Progresser en Église

De l’urgence d’apprendre à interpréter la Bible et à dialoguer

Publié par Marie-Noëlle Yoder, le 18/05/18

Il y a des sujets chauds ; des sujets qui fâchent et que nous évitons d’aborder en Église ou en famille. La personne qui ose transgresser le tabou en mettant la question sur la table risque de se prendre un tsunami émotionnel. Vous l’avez sûrement déjà expérimenté. Le ministère pastoral féminin et la collaboration hommes-femmes au sein des ministères en fait partie. Mais le sujet n’est pas le seul : il en est de même quand on parle d’Israël, de la bénédiction des couples homosexuels, des dons de l’esprit et de l’œcuménisme. Les positions se clivent rapidement et nous décidons de ne plus en parler pour « éviter les conflits ». Le problème fuite parfois ici ou là, ou donne lieu à un problème de personnes ou de groupes de personnes sous-tendu, souvent inconsciemment, par le tabou.
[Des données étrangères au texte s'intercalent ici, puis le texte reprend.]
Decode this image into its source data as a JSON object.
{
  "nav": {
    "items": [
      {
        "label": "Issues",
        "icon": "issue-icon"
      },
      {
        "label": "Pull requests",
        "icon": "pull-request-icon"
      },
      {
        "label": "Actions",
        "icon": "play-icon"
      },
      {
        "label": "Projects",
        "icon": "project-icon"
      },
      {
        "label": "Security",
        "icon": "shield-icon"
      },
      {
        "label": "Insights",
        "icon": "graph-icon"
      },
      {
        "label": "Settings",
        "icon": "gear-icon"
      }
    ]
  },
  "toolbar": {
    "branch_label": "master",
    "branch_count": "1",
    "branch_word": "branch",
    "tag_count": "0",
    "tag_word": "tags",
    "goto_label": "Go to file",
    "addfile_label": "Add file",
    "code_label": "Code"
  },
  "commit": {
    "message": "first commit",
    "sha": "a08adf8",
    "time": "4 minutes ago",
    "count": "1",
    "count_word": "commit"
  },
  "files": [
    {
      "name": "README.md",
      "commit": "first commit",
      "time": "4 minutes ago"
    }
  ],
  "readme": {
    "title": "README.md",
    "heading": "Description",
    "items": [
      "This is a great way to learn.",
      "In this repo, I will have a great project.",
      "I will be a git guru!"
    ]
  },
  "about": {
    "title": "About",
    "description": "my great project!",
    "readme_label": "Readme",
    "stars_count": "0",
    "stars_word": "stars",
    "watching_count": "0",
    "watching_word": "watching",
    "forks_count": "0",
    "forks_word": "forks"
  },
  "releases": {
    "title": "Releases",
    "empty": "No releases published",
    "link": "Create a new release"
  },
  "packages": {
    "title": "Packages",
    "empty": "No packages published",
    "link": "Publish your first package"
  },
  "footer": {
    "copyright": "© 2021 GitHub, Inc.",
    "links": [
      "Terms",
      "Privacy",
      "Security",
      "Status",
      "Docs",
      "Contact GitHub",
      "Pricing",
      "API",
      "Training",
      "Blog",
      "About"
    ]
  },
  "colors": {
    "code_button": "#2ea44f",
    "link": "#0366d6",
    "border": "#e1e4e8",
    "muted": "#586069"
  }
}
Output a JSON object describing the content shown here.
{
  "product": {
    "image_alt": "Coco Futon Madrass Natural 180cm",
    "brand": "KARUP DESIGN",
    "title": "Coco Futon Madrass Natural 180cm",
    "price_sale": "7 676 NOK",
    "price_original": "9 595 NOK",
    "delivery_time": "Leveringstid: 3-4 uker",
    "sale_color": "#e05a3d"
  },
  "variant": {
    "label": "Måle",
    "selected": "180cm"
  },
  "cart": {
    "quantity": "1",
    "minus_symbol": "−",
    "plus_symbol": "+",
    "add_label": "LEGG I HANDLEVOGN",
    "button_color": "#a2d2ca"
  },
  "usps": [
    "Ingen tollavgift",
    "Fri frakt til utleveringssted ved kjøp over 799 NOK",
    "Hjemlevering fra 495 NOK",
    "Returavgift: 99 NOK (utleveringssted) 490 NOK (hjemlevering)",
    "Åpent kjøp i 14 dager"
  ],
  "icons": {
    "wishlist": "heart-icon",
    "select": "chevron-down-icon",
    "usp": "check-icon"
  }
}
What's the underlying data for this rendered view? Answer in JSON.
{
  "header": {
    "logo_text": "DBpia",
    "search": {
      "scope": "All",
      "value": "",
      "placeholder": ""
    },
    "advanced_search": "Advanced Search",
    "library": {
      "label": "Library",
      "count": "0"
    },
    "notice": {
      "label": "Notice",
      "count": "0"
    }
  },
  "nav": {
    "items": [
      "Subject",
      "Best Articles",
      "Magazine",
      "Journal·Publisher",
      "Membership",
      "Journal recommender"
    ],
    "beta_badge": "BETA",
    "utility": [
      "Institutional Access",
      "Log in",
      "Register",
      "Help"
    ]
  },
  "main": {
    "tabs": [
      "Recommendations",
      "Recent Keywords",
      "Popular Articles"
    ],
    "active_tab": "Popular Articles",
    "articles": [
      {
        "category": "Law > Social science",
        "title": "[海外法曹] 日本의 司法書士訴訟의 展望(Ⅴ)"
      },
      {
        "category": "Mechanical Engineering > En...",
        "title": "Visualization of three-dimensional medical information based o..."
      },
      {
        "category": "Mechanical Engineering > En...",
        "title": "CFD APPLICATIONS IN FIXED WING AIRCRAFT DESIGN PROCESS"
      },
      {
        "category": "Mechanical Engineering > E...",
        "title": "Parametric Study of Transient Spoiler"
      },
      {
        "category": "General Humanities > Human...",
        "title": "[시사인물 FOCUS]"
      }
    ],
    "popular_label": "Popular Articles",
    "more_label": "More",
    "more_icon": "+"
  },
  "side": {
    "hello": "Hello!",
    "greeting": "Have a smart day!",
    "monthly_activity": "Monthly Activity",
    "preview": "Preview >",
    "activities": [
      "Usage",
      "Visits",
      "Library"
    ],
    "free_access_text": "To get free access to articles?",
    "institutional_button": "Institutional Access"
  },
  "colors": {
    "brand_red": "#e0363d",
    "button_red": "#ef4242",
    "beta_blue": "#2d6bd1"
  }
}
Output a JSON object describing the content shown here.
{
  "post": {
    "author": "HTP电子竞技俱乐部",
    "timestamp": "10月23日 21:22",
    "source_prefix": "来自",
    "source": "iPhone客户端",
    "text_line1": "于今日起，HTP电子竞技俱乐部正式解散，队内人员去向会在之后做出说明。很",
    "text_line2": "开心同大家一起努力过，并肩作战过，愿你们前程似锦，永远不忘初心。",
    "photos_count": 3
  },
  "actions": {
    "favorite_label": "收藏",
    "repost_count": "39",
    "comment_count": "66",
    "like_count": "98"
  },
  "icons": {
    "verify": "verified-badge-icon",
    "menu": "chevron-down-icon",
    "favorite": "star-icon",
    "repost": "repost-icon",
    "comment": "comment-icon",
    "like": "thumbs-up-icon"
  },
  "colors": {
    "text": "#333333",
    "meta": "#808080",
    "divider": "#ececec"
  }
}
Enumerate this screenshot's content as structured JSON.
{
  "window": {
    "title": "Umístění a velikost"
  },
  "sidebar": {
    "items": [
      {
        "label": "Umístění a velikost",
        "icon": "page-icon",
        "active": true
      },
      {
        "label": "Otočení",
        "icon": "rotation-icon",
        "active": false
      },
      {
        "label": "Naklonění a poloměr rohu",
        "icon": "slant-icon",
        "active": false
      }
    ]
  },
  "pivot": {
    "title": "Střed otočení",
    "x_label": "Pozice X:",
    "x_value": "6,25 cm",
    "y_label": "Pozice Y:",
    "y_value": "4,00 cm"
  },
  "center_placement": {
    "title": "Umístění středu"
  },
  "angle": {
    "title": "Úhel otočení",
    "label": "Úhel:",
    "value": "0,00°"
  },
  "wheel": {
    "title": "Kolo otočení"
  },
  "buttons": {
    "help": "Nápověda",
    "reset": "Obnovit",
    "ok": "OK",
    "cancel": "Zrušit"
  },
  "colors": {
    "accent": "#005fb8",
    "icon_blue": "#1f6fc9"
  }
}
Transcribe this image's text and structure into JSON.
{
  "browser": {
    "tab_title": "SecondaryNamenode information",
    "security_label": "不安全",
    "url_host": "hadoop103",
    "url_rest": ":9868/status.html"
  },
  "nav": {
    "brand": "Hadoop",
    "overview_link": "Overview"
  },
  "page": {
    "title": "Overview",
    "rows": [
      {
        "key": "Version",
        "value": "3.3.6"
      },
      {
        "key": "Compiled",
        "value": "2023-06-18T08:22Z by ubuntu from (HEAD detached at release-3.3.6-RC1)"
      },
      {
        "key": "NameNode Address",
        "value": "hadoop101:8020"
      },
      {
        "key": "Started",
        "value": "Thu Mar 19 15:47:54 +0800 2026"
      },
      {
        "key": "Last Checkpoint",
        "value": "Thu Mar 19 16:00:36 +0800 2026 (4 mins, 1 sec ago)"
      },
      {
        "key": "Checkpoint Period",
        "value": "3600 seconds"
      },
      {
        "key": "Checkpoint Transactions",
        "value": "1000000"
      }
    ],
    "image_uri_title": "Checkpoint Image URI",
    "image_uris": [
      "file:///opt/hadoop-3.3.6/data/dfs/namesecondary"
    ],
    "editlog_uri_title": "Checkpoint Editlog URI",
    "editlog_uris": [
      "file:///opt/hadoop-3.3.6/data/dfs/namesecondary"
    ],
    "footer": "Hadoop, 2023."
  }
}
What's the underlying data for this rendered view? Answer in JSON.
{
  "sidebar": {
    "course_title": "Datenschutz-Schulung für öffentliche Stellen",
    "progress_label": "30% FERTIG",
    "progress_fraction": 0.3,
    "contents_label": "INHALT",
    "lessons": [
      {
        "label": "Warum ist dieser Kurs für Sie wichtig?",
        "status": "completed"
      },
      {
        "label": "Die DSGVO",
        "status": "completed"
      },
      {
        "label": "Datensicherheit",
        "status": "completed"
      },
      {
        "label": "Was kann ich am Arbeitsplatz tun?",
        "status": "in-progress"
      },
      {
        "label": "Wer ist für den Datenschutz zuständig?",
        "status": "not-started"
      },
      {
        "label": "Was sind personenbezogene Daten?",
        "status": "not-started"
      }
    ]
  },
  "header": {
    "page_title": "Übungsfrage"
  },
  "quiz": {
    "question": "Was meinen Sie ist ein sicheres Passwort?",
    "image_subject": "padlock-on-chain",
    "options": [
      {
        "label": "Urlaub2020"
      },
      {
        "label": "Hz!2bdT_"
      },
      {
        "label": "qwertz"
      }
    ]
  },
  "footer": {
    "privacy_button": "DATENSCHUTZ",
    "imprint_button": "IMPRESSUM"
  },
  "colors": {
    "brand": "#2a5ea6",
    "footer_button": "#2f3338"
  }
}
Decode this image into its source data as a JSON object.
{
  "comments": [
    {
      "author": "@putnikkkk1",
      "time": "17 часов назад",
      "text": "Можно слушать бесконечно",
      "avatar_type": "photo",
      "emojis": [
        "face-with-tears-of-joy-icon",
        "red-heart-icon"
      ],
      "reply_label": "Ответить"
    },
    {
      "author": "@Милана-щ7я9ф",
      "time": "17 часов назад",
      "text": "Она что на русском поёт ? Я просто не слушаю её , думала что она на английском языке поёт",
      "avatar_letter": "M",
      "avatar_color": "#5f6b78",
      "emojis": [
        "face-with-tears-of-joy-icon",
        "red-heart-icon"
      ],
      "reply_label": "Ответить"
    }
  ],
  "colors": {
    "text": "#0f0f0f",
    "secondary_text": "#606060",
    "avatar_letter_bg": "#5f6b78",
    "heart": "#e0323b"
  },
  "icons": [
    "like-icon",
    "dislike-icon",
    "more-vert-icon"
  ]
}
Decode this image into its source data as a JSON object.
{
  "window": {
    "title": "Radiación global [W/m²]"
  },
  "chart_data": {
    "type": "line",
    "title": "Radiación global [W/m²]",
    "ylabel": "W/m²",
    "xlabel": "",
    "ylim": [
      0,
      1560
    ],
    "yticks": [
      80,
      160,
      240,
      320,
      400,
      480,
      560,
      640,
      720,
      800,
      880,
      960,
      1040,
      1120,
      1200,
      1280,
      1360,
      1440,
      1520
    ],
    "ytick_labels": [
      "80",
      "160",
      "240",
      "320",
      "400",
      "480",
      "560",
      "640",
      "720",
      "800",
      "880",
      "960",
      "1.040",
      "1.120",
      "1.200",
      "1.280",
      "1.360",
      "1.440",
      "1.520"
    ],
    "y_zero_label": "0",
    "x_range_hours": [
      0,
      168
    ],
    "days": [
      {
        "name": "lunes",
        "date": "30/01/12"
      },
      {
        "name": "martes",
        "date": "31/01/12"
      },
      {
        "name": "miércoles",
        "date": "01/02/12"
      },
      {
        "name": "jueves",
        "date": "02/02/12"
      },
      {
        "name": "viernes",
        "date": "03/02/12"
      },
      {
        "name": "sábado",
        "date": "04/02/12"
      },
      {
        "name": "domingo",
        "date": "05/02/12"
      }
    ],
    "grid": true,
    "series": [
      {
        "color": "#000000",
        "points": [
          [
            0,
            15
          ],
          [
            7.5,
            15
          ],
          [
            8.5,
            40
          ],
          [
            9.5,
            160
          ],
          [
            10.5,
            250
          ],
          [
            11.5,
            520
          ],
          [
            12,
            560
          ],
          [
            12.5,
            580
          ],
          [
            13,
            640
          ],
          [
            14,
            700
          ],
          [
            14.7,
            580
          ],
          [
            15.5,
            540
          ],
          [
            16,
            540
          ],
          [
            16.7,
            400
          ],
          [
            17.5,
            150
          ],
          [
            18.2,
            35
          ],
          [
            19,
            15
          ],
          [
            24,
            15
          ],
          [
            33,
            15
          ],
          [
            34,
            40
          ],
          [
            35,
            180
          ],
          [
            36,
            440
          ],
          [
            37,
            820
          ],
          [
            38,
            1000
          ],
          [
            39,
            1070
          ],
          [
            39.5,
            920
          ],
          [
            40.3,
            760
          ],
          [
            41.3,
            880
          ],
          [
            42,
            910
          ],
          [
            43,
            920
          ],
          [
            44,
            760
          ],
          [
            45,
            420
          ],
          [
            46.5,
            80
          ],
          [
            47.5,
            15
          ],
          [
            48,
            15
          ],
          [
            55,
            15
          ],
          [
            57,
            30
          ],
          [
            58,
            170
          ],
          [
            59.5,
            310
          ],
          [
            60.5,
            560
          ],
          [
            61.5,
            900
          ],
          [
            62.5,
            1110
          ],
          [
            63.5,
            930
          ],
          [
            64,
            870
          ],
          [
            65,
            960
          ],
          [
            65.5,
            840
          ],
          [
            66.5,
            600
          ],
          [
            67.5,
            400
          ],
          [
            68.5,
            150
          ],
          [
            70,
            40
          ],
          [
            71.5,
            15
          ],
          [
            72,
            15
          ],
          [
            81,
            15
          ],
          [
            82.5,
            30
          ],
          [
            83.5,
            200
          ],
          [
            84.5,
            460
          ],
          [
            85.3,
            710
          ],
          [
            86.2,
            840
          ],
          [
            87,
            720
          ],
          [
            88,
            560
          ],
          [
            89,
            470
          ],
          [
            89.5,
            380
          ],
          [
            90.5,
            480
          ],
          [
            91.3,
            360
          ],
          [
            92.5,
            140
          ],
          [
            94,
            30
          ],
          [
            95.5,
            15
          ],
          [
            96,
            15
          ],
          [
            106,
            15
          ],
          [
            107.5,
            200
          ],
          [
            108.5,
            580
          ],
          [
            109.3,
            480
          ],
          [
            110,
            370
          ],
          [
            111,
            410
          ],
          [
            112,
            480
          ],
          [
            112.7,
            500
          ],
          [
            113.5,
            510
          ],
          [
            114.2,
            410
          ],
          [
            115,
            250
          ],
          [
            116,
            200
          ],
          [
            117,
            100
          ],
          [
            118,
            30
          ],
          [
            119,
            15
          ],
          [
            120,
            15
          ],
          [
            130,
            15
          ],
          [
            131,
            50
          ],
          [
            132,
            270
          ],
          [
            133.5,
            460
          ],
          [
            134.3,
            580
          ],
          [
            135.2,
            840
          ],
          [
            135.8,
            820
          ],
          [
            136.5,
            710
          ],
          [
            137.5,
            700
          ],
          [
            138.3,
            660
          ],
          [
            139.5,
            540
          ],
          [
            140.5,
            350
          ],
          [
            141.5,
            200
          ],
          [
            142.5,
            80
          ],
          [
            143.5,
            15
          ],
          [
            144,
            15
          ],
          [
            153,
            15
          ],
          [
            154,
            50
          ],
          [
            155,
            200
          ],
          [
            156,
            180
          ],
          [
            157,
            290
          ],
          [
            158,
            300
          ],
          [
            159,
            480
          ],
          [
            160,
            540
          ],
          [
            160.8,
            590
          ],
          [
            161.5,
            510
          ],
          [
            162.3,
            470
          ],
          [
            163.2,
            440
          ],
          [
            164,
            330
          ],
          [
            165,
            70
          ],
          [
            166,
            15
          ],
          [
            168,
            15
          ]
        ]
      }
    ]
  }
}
Ce statut quo crispé produit-il réellement la paix et l’unité ? Assurément non, une étincelle ou une situation concrète suffit pour faire voler tout le système en éclat et mettre la supercherie au grand jour.

Il est parfois question de « ce que la Bible dit » mais le débat a quitté la Bible depuis longtemps. En réalité, le débat se passe sur le champ émotionnel. En effet, quand avons-nous pris le temps d’écouter l’argumentaire biblique d’une position opposée à la nôtre sur tous ces sujets ? Saurions-nous passer 1h30 à analyser les arguments en nous demandant s’ils seraient convaincants si c’était la position que nous défendions ? Serions-nous capables de les présenter nous-mêmes ? Une étude a démontré que des arguments rationnels, fussent-ils bibliques, ne permettent souvent pas de changer d’avis. Quelqu’un de convaincu cherche principalement à se convaincre de ses propres positions.  Cette personne ou cette Église aura tendance à amoindrir les arguments adverses et au contraire à considérer les siens comme du béton armé. Pour s’ouvrir à un autre avis que le nôtre, il est nécessaire de faire un déplacement émotionnel, de considérer les arguments de l’autre comme les nôtres ; à leur donner de la valeur.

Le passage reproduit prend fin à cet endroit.